Dans une scène, il y a de l'action, c'est-à-dire un événement. Nous ne sommes pas insensibles à cet événement et mes recherches m'ont amené jusqu'à Épicure et à son concept d' expérience subjective, à savoir la manière dont nous percevons (nous voyons et entendons) ce qu'il se passe dans la scène et ce qu'elle provoque en nous.
Qu'est-ce que l'identification ?
On entend souvent que l'on s'identifie aux personnages. Mais qu'est-ce que cela signifie ? Pour Épicure, toutes nos perceptions du monde extérieur (extérieur à nous, donc) se fondent sur nos sensations (d'autres penseurs ajoutent aussi l'instinct à cette sensibilité).
Cette action fictive issue de l'imaginaire d'un scénariste est comme le monde extérieur. Elle a un impact d'abord sur notre corps (à travers nos sens) et ensuite sur notre esprit et en particulier nos souvenirs. En effet, ce que nous percevons d'une action évoque en nous, plus ou moins confusément, quelques souvenirs d'une situation que nous avons vécue.
Commençons par le début. Nous avons une action particulièrement intense où notre héroïne se débat pour sa survie. La tension dramatique est à son comble lorsque par exemple notre personnage, Marie, scientifique de son état, analyse une faille au sommet d'une montagne et que des gaz toxiques s'en échappent. Le brouillard qui recouvre le paysage et englobe inexorablement la fuite éperdue de l'héroïne fait plus que nous suggérer une catastrophe ; au contraire, bien que la situation soit fictive et que nous nous sentions en sécurité, les sensations nous paraissent aussi exactes que celles que nous ressentirions dans une situation réelle.
Nous pouvons dire que les sensations fonde notre vécu immédiat quel que soit l'objet que nous percevons.
Maintenant, notre participation à ce qu'il se passe dans la scène. D'emblée, nous anticipons et nous interprétons aussi ; c'est pourquoi l'autrice et l'auteur aiment bien nous tromper par des indices qui sont autant de fausses pistes : nous dire par exemple qu'une taupe dans une organisation corrompue est une femme alors que cette information nous est donnée par un personnage qui s'est persuadé qu'il s'agissait d'une femme sur une fausse intuition. Mais cela nous ne le savons pas.

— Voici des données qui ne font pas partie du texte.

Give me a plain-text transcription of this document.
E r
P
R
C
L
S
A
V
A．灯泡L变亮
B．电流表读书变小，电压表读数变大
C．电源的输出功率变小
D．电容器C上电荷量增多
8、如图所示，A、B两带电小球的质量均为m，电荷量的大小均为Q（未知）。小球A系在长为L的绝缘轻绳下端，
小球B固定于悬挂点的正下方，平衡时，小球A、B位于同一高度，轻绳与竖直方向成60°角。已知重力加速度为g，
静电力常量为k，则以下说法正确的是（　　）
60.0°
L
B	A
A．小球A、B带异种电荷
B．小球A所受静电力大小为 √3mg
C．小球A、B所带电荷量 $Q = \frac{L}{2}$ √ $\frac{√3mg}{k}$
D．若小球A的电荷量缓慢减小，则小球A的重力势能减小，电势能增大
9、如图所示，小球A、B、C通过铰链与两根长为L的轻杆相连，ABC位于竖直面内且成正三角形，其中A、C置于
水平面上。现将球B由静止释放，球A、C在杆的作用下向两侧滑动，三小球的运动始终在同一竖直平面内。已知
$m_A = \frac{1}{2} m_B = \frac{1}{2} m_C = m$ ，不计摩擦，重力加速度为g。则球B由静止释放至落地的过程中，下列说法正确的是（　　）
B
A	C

Mémoire et prolepse (c'est-à-dire l'anticipation, l'attente) interviennent dans le plaisir que nous prenons (du moins si le récit nous passionne, autrement nous sommes déçus). Quant à la mémoire, si l'action consiste à voir le héros s'acheminer hardiment vers le piège ( ironie dramatique : nous le savons, mais lui non), nos souvenirs (ce peut être d'autres films avec une action semblable ou parce que nous sommes pris dans les conventions du genre) nous font nous demander : que se passera-t-il s'il tombe la tête la première dans le piège ?

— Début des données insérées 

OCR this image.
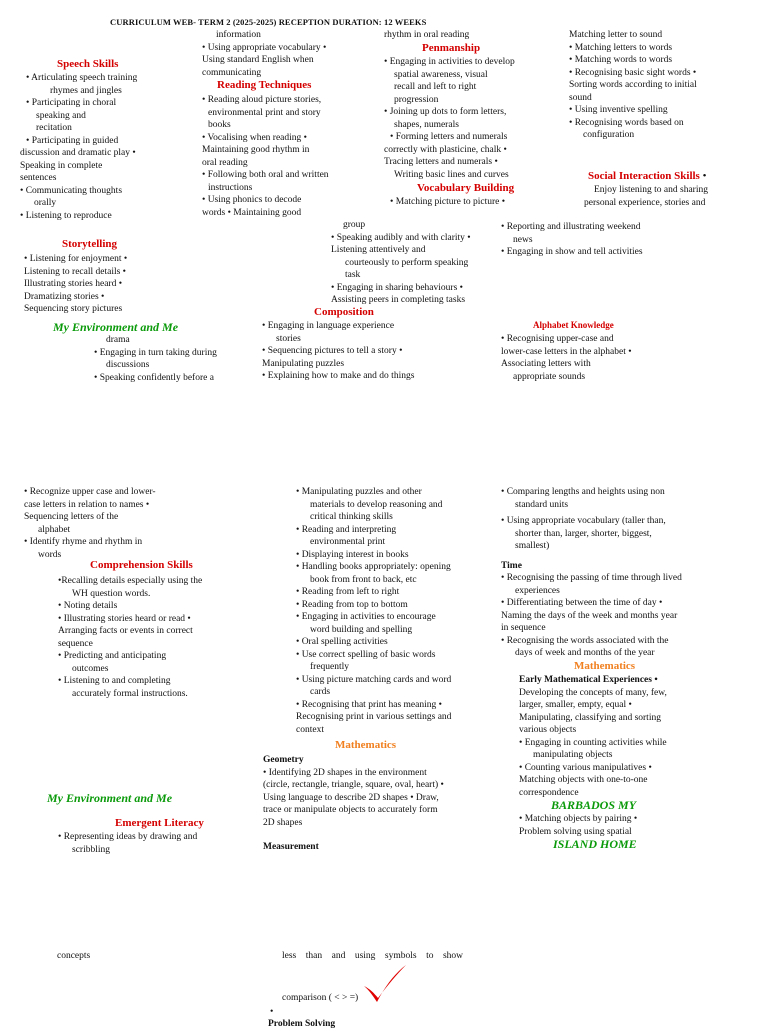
CURRICULUM WEB- TERM 2 (2025-2025) RECEPTION DURATION: 12 WEEKS
Speech Skills
• Articulating speech training
rhymes and jingles
• Participating in choral
speaking and
recitation
• Participating in guided
discussion and dramatic play •
Speaking in complete
sentences
• Communicating thoughts
orally
• Listening to reproduce
Storytelling
• Listening for enjoyment •
Listening to recall details •
Illustrating stories heard •
Dramatizing stories •
Sequencing story pictures
My Environment and Me
drama
• Engaging in turn taking during
discussions
• Speaking confidently before a
information
• Using appropriate vocabulary •
Using standard English when
communicating
Reading Techniques
• Reading aloud picture stories,
environmental print and story
books
• Vocalising when reading •
Maintaining good rhythm in
oral reading
• Following both oral and written
instructions
• Using phonics to decode
words • Maintaining good
group
• Speaking audibly and with clarity •
Listening attentively and
courteously to perform speaking
task
• Engaging in sharing behaviours •
Assisting peers in completing tasks
Composition
• Engaging in language experience
stories
• Sequencing pictures to tell a story •
Manipulating puzzles
• Explaining how to make and do things
rhythm in oral reading
Penmanship
• Engaging in activities to develop
spatial awareness, visual
recall and left to right
progression
• Joining up dots to form letters,
shapes, numerals
• Forming letters and numerals
correctly with plasticine, chalk •
Tracing letters and numerals •
Writing basic lines and curves
Vocabulary Building
• Matching picture to picture •
Matching letter to sound
• Matching letters to words
• Matching words to words
• Recognising basic sight words •
Sorting words according to initial
sound
• Using inventive spelling
• Recognising words based on
configuration
Social Interaction Skills •
Enjoy listening to and sharing
personal experience, stories and
• Reporting and illustrating weekend
news
• Engaging in show and tell activities
Alphabet Knowledge
• Recognising upper-case and
lower-case letters in the alphabet •
Associating letters with
appropriate sounds
• Recognize upper case and lower-
case letters in relation to names •
Sequencing letters of the
alphabet
• Identify rhyme and rhythm in
words
Comprehension Skills
•Recalling details especially using the
WH question words.
• Noting details
• Illustrating stories heard or read •
Arranging facts or events in correct
sequence
• Predicting and anticipating
outcomes
• Listening to and completing
accurately formal instructions.
My Environment and Me
Emergent Literacy
• Representing ideas by drawing and
scribbling
• Manipulating puzzles and other
materials to develop reasoning and
critical thinking skills
• Reading and interpreting
environmental print
• Displaying interest in books
• Handling books appropriately: opening
book from front to back, etc
• Reading from left to right
• Reading from top to bottom
• Engaging in activities to encourage
word building and spelling
• Oral spelling activities
• Use correct spelling of basic words
frequently
• Using picture matching cards and word
cards
• Recognising that print has meaning •
Recognising print in various settings and
context
Mathematics
Geometry
• Identifying 2D shapes in the environment
(circle, rectangle, triangle, square, oval, heart) •
Using language to describe 2D shapes • Draw,
trace or manipulate objects to accurately form
2D shapes
Measurement
• Comparing lengths and heights using non
standard units
• Using appropriate vocabulary (taller than,
shorter than, larger, shorter, biggest,
smallest)
Time
• Recognising the passing of time through lived
experiences
• Differentiating between the time of day •
Naming the days of the week and months year
in sequence
• Recognising the words associated with the
days of week and months of the year
Mathematics
Early Mathematical Experiences •
Developing the concepts of many, few,
larger, smaller, empty, equal •
Manipulating, classifying and sorting
various objects
• Engaging in counting activities while
manipulating objects
• Counting various manipulatives •
Matching objects with one-to-one
correspondence
BARBADOS MY
• Matching objects by pairing •
Problem solving using spatial
ISLAND HOME
concepts	less    than    and    using    symbols    to    show
comparison ( < > =)
•
Problem Solving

Et notre identification alors ? Suivons Épicure. Si nous imaginons une issue favorable à la situation décrite, nous éprouverons du plaisir et dans le cas contraire, une souffrance morale. C'est très proche de ce qu'il se passe dans nos vies : nous évaluons nos plaisirs et nos douleurs de manière subjective ; des émotions et des jugements, et pour Épicure, ce sont même des processus naturels.
Quelque chose d'importance que le scénariste doit respecter : l'alternance entre les scènes émotionnellement intenses et des moments de calme. Parce que c'est comme le désir : ce que nous désirons nous apporte une certaine jouissance tant que nous ne l'avons pas, mais lorsque nous obtenons ce que nous désirons, le désir et la passion s'éteignent.

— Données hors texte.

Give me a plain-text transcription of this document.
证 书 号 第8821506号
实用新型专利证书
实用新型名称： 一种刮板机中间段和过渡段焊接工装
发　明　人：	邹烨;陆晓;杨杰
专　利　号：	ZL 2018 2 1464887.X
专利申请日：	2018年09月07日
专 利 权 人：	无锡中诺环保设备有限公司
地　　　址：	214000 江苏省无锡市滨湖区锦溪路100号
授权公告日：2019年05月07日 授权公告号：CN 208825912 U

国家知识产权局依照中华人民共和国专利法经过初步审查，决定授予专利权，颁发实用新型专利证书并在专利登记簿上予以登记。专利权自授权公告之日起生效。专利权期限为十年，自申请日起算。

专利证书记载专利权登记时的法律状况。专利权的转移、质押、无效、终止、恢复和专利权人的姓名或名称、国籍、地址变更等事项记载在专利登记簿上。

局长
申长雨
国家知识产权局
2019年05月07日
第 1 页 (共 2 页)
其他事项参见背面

Dans un récit, l'intensité de l'action est ce que nous désirons, mais si l'autrice et l'auteur n'apportent pas une compensation afin d'équilibrer entre l'intensité et le calme (les personnages font le point sur ce qu'il s'est passé par exemple), alors le récit perd en harmonie. Quatre-vingt-dix minutes de tension incessante est un exercice délicat.